Rank   Potential Partner   Strategic Logic
1   Quest Diagnostics   Immediate national distribution
2   Labcorp   Similar rationale; strong physician reach
3   Exact Sciences   Strong oncology fit and acquisition history
4   Abbott Laboratories   Scale and global reach
5   Roche Diagnostics   Global molecular diagnostics leader

For shareholders, the most interesting outcome is probably not a distribution agreement but a takeout. The draft LCD significantly reduces the largest historical objection to acquiring Pacific Edge: reimbursement uncertainty. The company's own commentary describes the draft policy as placing it "on the cusp of a major commercial inflection point" and establishing a moat around the microhematuria market because only Triage and Triage Plus are included in the draft coding guidance.

If the final LCD arrives in late 2026 with similar wording, I think Quest, Labcorp and Exact Sciences become the three most plausible strategic counterparties to watch.


Interesting. I wouldn't necessarily favour a buyout myself - at least not in the early stages - but a strategic partnership with a bigger company with the funds and influence to fast-track take-up, both in the US and globally would be a positive outcome.

Pierre

#743
Included in today's FY results report:

...final effective coverage of the LCD
expected by the end of the 2026 calendar year.

Novitas confirms, post
balance date, that Pacific Edge can commence claim-by-claim reimbursement for
intermediate risk microhematuria patients in line with the draft LCD.


Looks like 2026 will be PEB's year!

Left Field

"The difficulty lies not in new ideas... but in escaping from old ideas." (J M Keynes.)

LoungeLizard

The significant increase in the Medicare pricing together with the news "that products covered in the draft are eligible for claim-by-claim reimbursement for the patient population defined in the draft LCD," should see revenue increasing almost immediately. Agreed, Pierre, that 2026 is looking like a transformative year for PEB.

Greekwatchdog

Looks like retail holders will have there application scaled back. Not surprising.

Cancer diagnostics company Pacific Edge (NZX/ASX: PEB) today reminds shareholders that the retail offer to eligible existing shareholders to raise up to NZ$6 million (with the ability to accept over-subscriptions at PEB's discretion) closes at 5.00pm NZT on Thursday, 28 May 2026 (Retail Offer).
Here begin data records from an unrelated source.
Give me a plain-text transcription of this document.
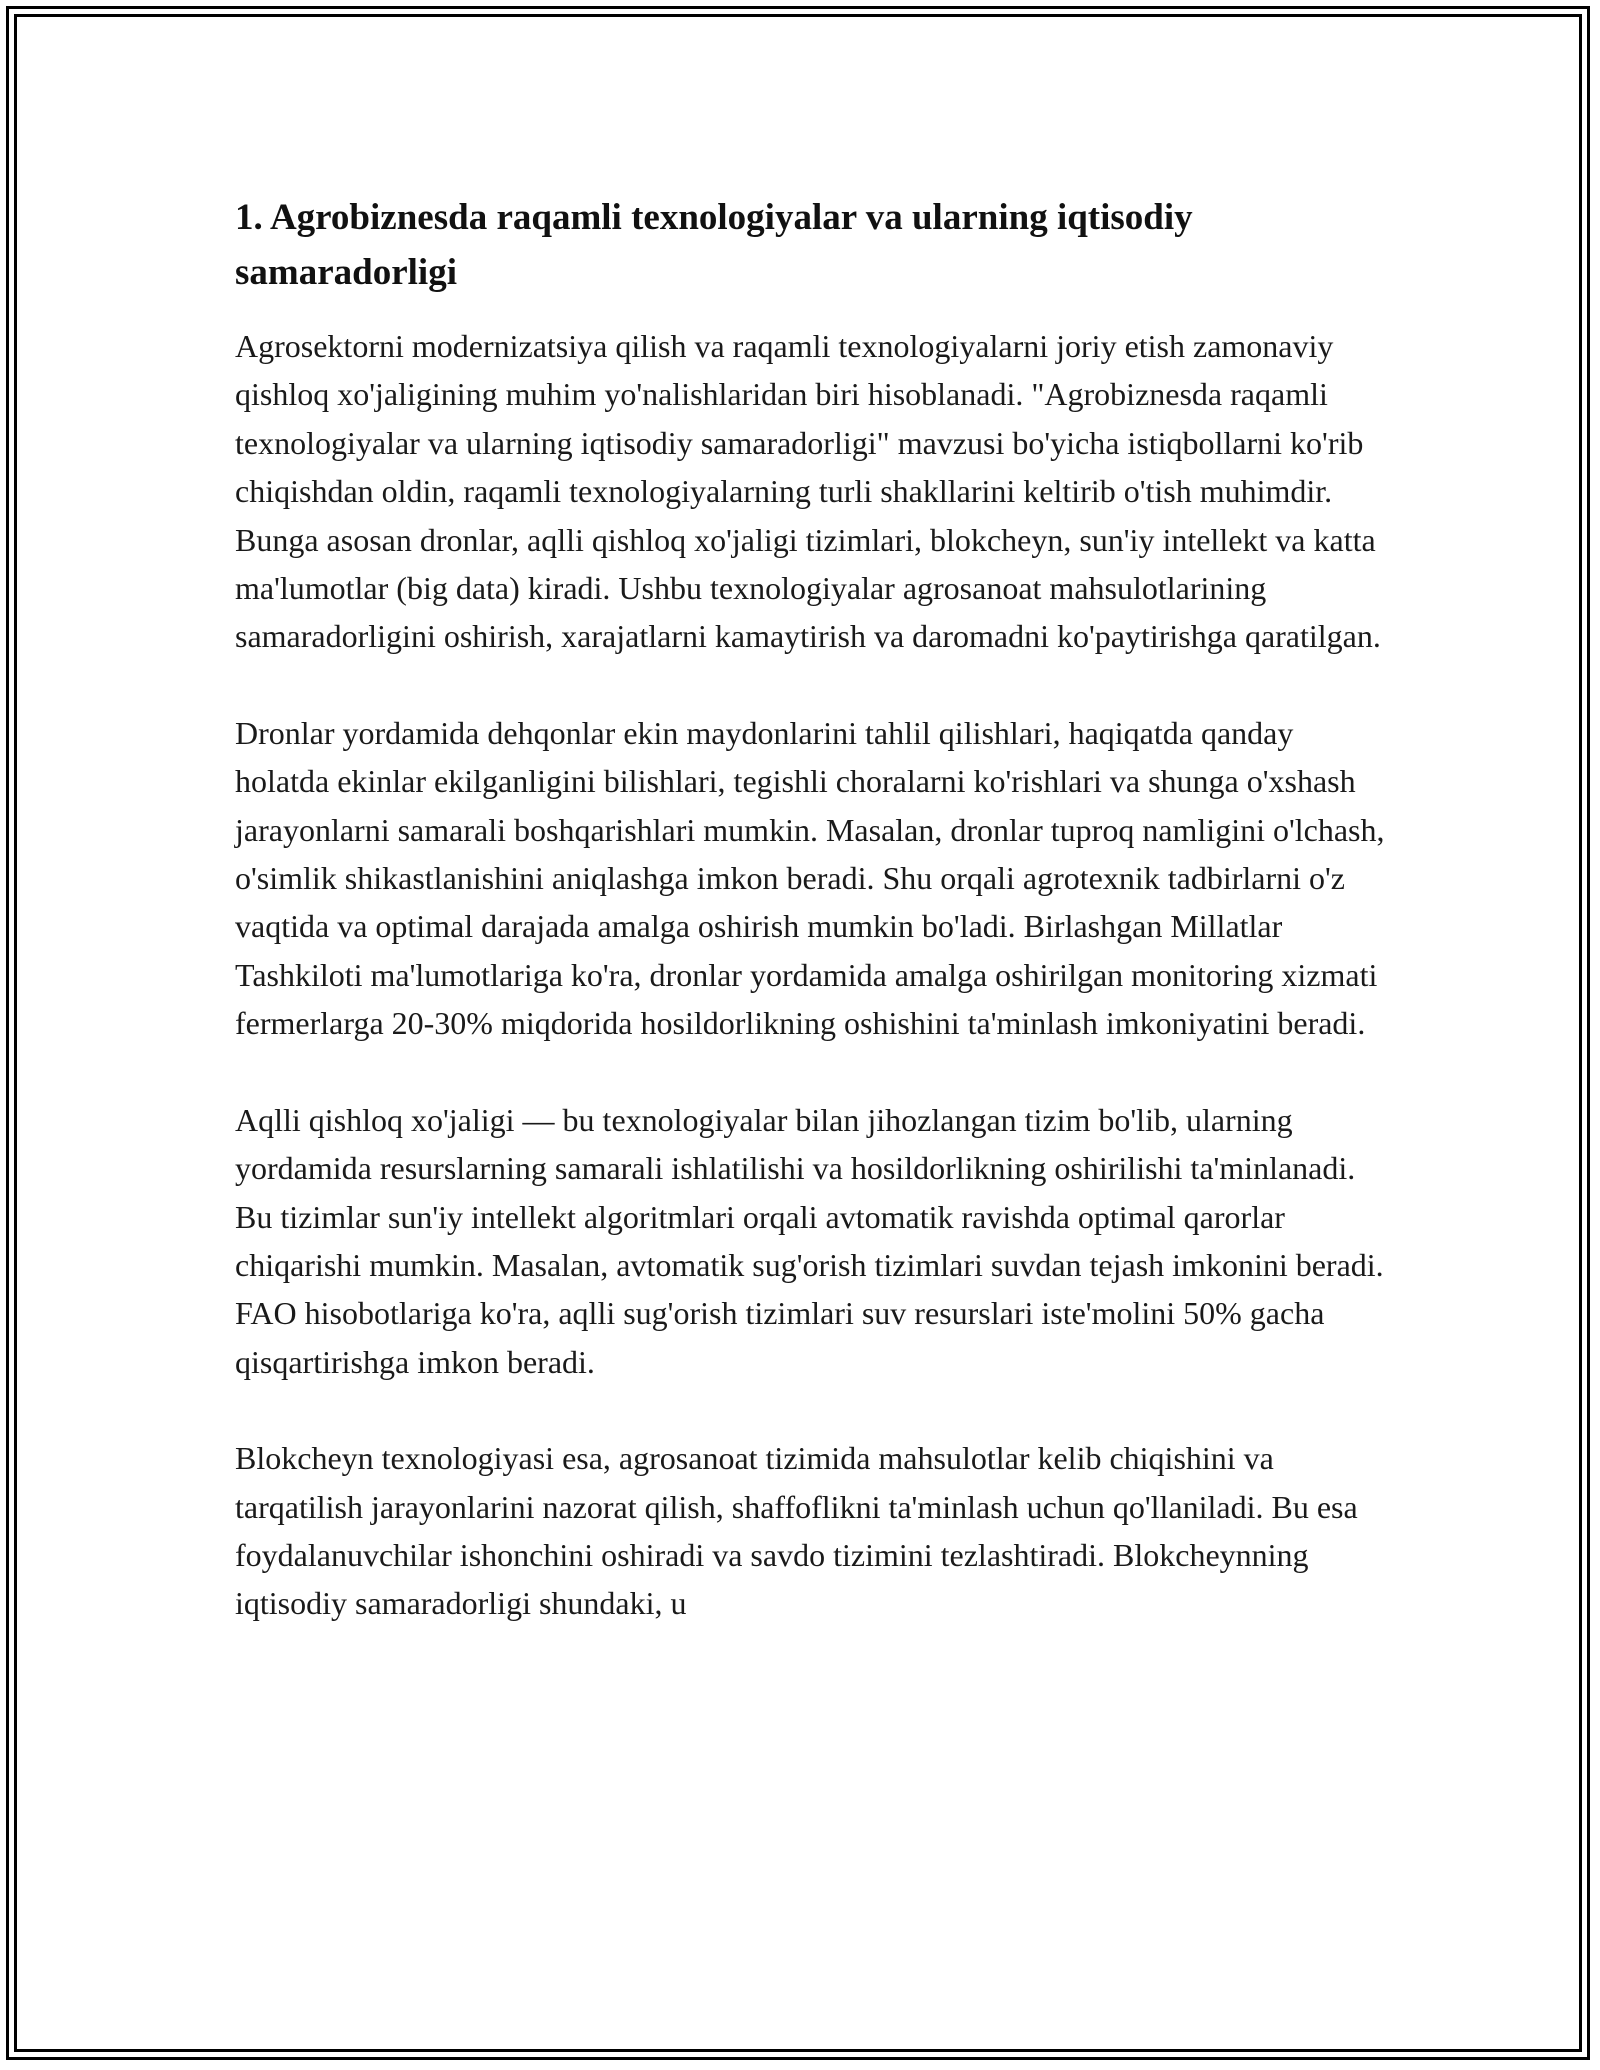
1. Agrobiznesda raqamli texnologiyalar va ularning iqtisodiy samaradorligi

Agrosektorni modernizatsiya qilish va raqamli texnologiyalarni joriy etish zamonaviy qishloq xo'jaligining muhim yo'nalishlaridan biri hisoblanadi. "Agrobiznesda raqamli texnologiyalar va ularning iqtisodiy samaradorligi" mavzusi bo'yicha istiqbollarni ko'rib chiqishdan oldin, raqamli texnologiyalarning turli shakllarini keltirib o'tish muhimdir. Bunga asosan dronlar, aqlli qishloq xo'jaligi tizimlari, blokcheyn, sun'iy intellekt va katta ma'lumotlar (big data) kiradi. Ushbu texnologiyalar agrosanoat mahsulotlarining samaradorligini oshirish, xarajatlarni kamaytirish va daromadni ko'paytirishga qaratilgan.

Dronlar yordamida dehqonlar ekin maydonlarini tahlil qilishlari, haqiqatda qanday holatda ekinlar ekilganligini bilishlari, tegishli choralarni ko'rishlari va shunga o'xshash jarayonlarni samarali boshqarishlari mumkin. Masalan, dronlar tuproq namligini o'lchash, o'simlik shikastlanishini aniqlashga imkon beradi. Shu orqali agrotexnik tadbirlarni o'z vaqtida va optimal darajada amalga oshirish mumkin bo'ladi. Birlashgan Millatlar Tashkiloti ma'lumotlariga ko'ra, dronlar yordamida amalga oshirilgan monitoring xizmati fermerlarga 20-30% miqdorida hosildorlikning oshishini ta'minlash imkoniyatini beradi.

Aqlli qishloq xo'jaligi — bu texnologiyalar bilan jihozlangan tizim bo'lib, ularning yordamida resurslarning samarali ishlatilishi va hosildorlikning oshirilishi ta'minlanadi. Bu tizimlar sun'iy intellekt algoritmlari orqali avtomatik ravishda optimal qarorlar chiqarishi mumkin. Masalan, avtomatik sug'orish tizimlari suvdan tejash imkonini beradi. FAO hisobotlariga ko'ra, aqlli sug'orish tizimlari suv resurslari iste'molini 50% gacha qisqartirishga imkon beradi.

Blokcheyn texnologiyasi esa, agrosanoat tizimida mahsulotlar kelib chiqishini va tarqatilish jarayonlarini nazorat qilish, shaffoflikni ta'minlash uchun qo'llaniladi. Bu esa foydalanuvchilar ishonchini oshiradi va savdo tizimini tezlashtiradi. Blokcheynning iqtisodiy samaradorligi shundaki, u
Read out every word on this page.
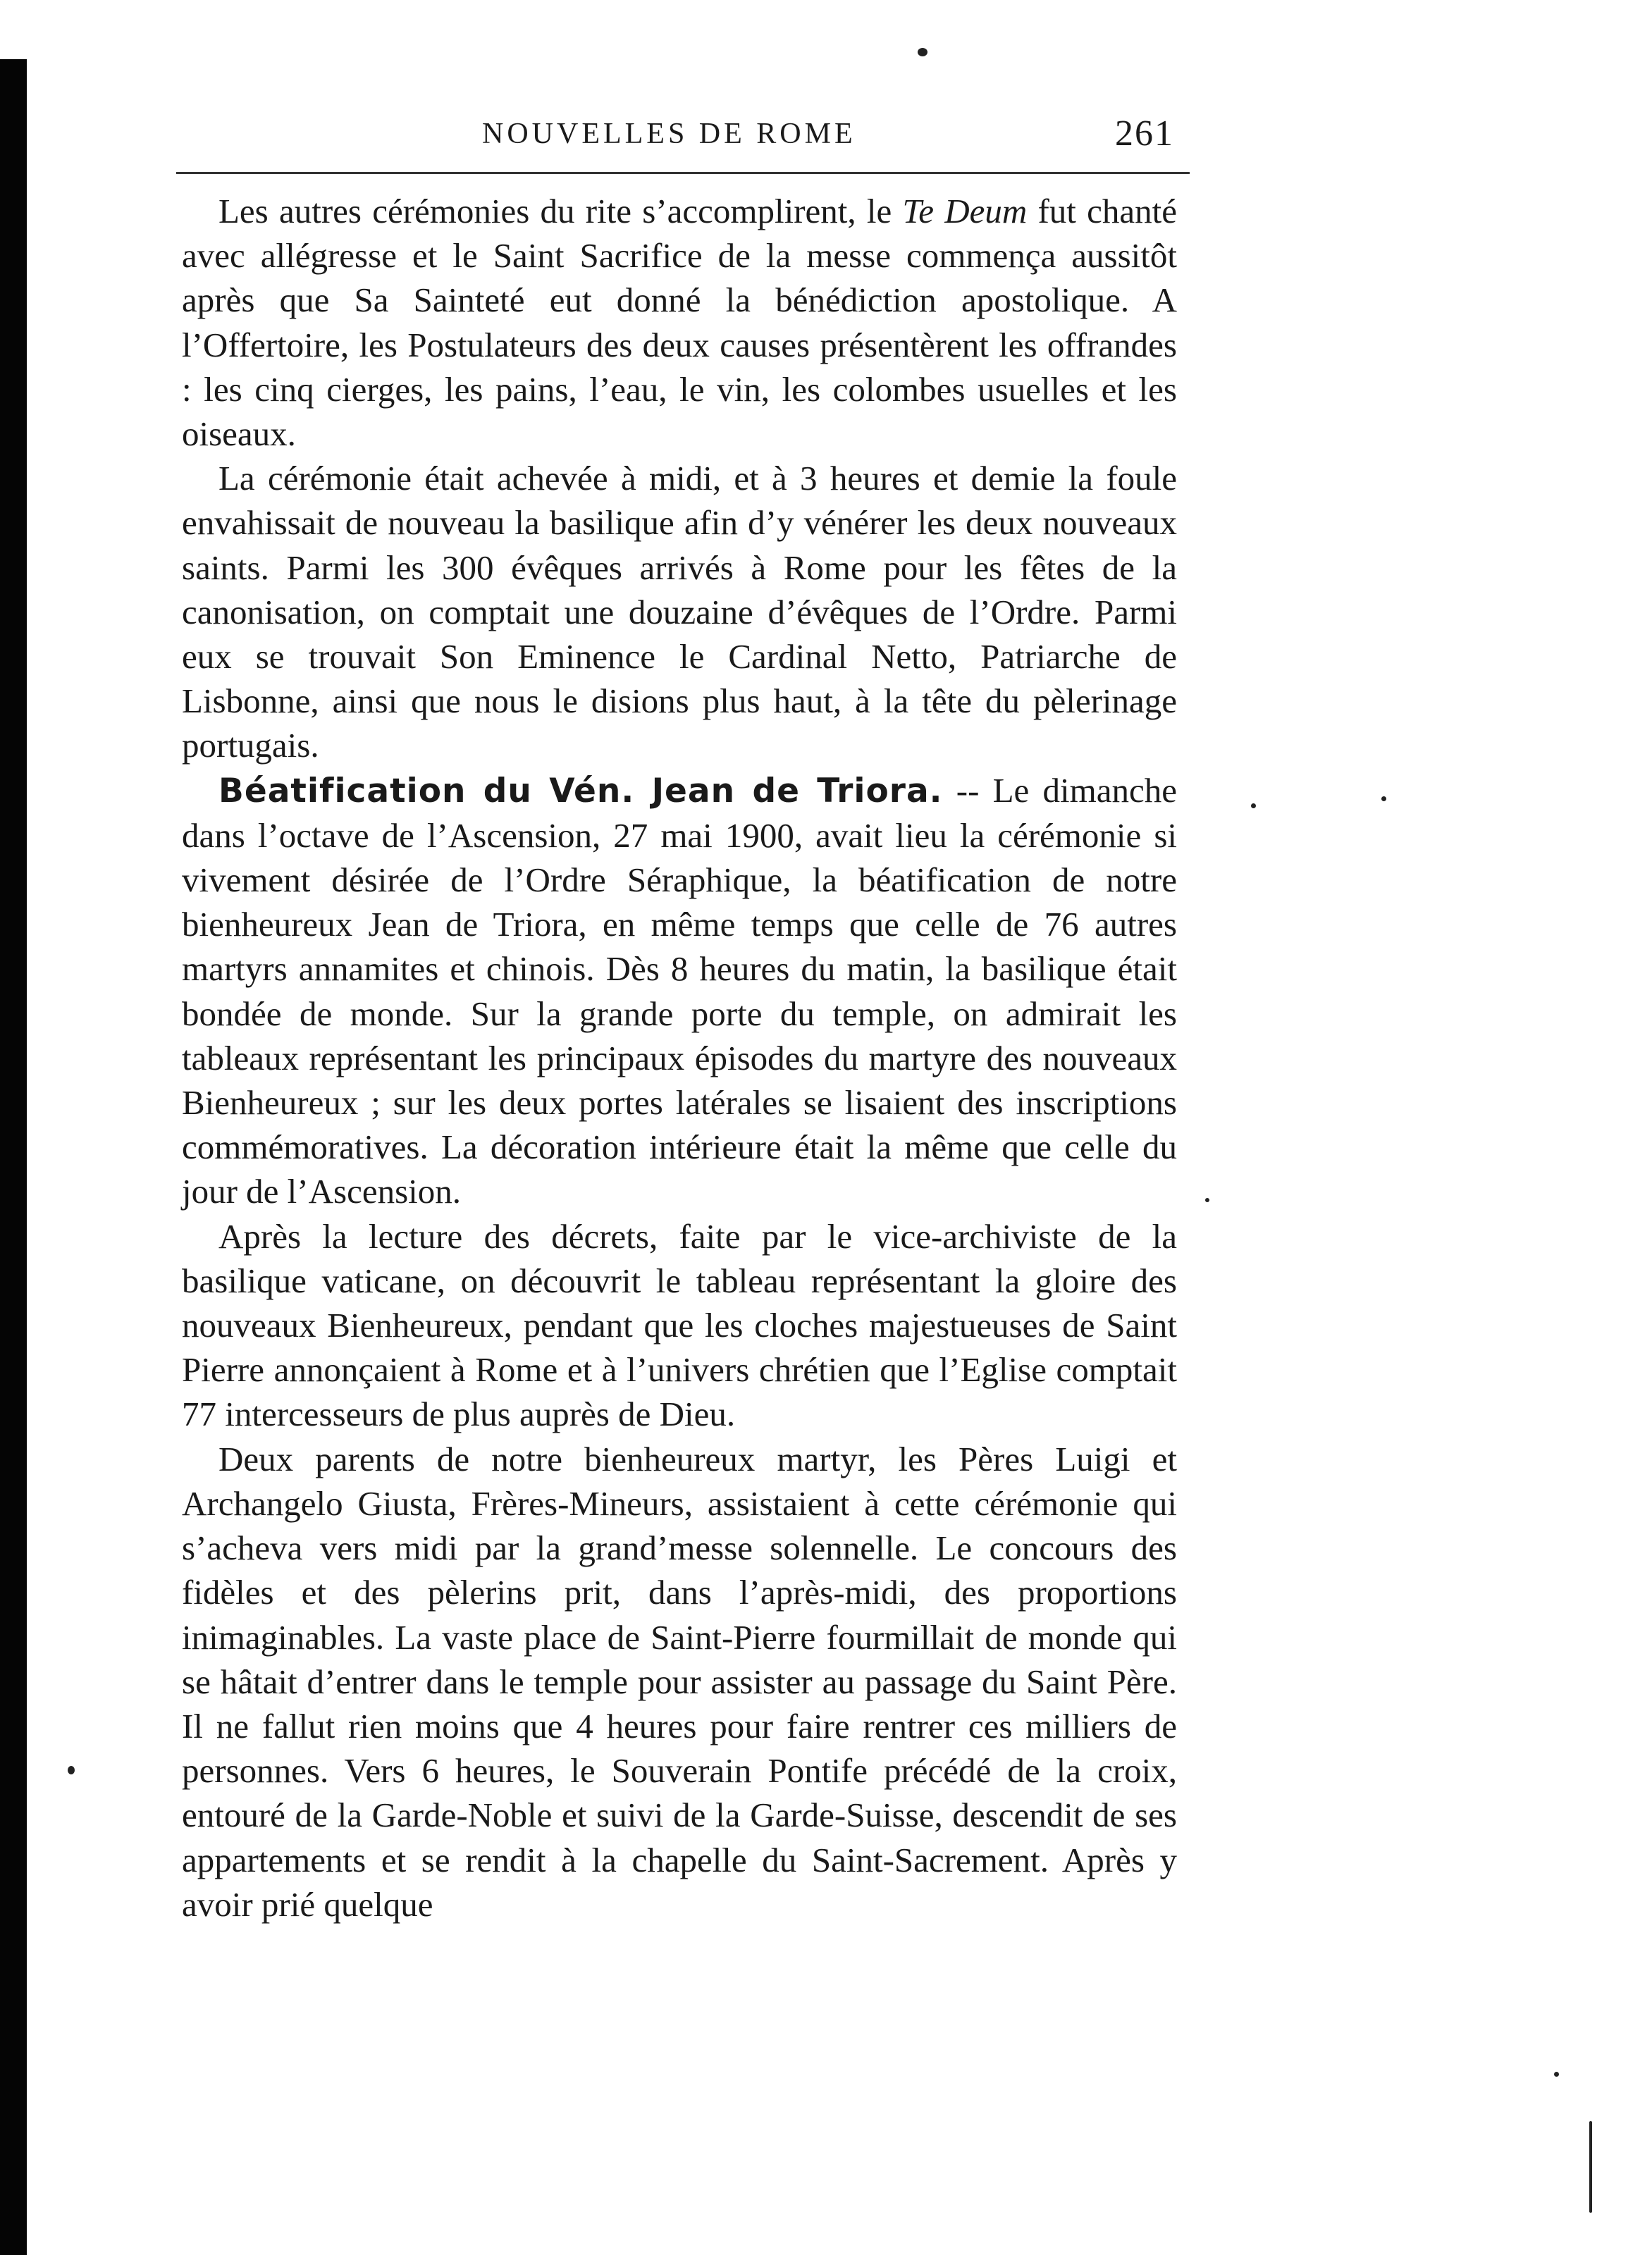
NOUVELLES DE ROME	261

Les autres cérémonies du rite s’accomplirent, le Te Deum fut chanté avec allégresse et le Saint Sacrifice de la messe commença aussitôt après que Sa Sainteté eut donné la bénédiction apostolique. A l’Offertoire, les Postulateurs des deux causes présentèrent les offrandes : les cinq cierges, les pains, l’eau, le vin, les colombes usuelles et les oiseaux.

La cérémonie était achevée à midi, et à 3 heures et demie la foule envahissait de nouveau la basilique afin d’y vénérer les deux nouveaux saints. Parmi les 300 évêques arrivés à Rome pour les fêtes de la canonisation, on comptait une douzaine d’évêques de l’Ordre. Parmi eux se trouvait Son Eminence le Cardinal Netto, Patriarche de Lisbonne, ainsi que nous le disions plus haut, à la tête du pèlerinage portugais.

Béatification du Vén. Jean de Triora. -- Le dimanche dans l’octave de l’Ascension, 27 mai 1900, avait lieu la cérémonie si vivement désirée de l’Ordre Séraphique, la béatification de notre bienheureux Jean de Triora, en même temps que celle de 76 autres martyrs annamites et chinois. Dès 8 heures du matin, la basilique était bondée de monde. Sur la grande porte du temple, on admirait les tableaux représentant les principaux épisodes du martyre des nouveaux Bienheureux ; sur les deux portes latérales se lisaient des inscriptions commémoratives. La décoration intérieure était la même que celle du jour de l’Ascension.

Après la lecture des décrets, faite par le vice-archiviste de la basilique vaticane, on découvrit le tableau représentant la gloire des nouveaux Bienheureux, pendant que les cloches majestueuses de Saint Pierre annonçaient à Rome et à l’univers chrétien que l’Eglise comptait 77 intercesseurs de plus auprès de Dieu.

Deux parents de notre bienheureux martyr, les Pères Luigi et Archangelo Giusta, Frères-Mineurs, assistaient à cette cérémonie qui s’acheva vers midi par la grand’messe solennelle. Le concours des fidèles et des pèlerins prit, dans l’après-midi, des proportions inimaginables. La vaste place de Saint-Pierre fourmillait de monde qui se hâtait d’entrer dans le temple pour assister au passage du Saint Père. Il ne fallut rien moins que 4 heures pour faire rentrer ces milliers de personnes. Vers 6 heures, le Souverain Pontife précédé de la croix, entouré de la Garde-Noble et suivi de la Garde-Suisse, descendit de ses appartements et se rendit à la chapelle du Saint-Sacrement. Après y avoir prié quelque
The Retail Offer is open to "Eligible Shareholders", who are all persons recorded on Pacific Edge's share register at 7:00pm NZST on Friday, 8 May 2026 as being a holder of Pacific Edge shares and having an address in New Zealand. Eligible Shareholders can subscribe for up to NZ$50,000 of new shares under the Retail Offer.

As at 8am on 25 May 2026, PEB has received applications for $14.0 million under the Retail Offer.

Pierre

The news of the volume of applications and likely scaling should give the SP a bit of a kick upwards today.

Habitz

6/14 is 42 percent if oversubs are not accepted

LoungeLizard

Looks like there will be massive scaling for retail investors to keep PEB within capital raise regs. Seems unfair to me that PEB, knowing the cap raise limits, still accepted oversubscription for Institutions and as a result retail investors get heavily scaled back.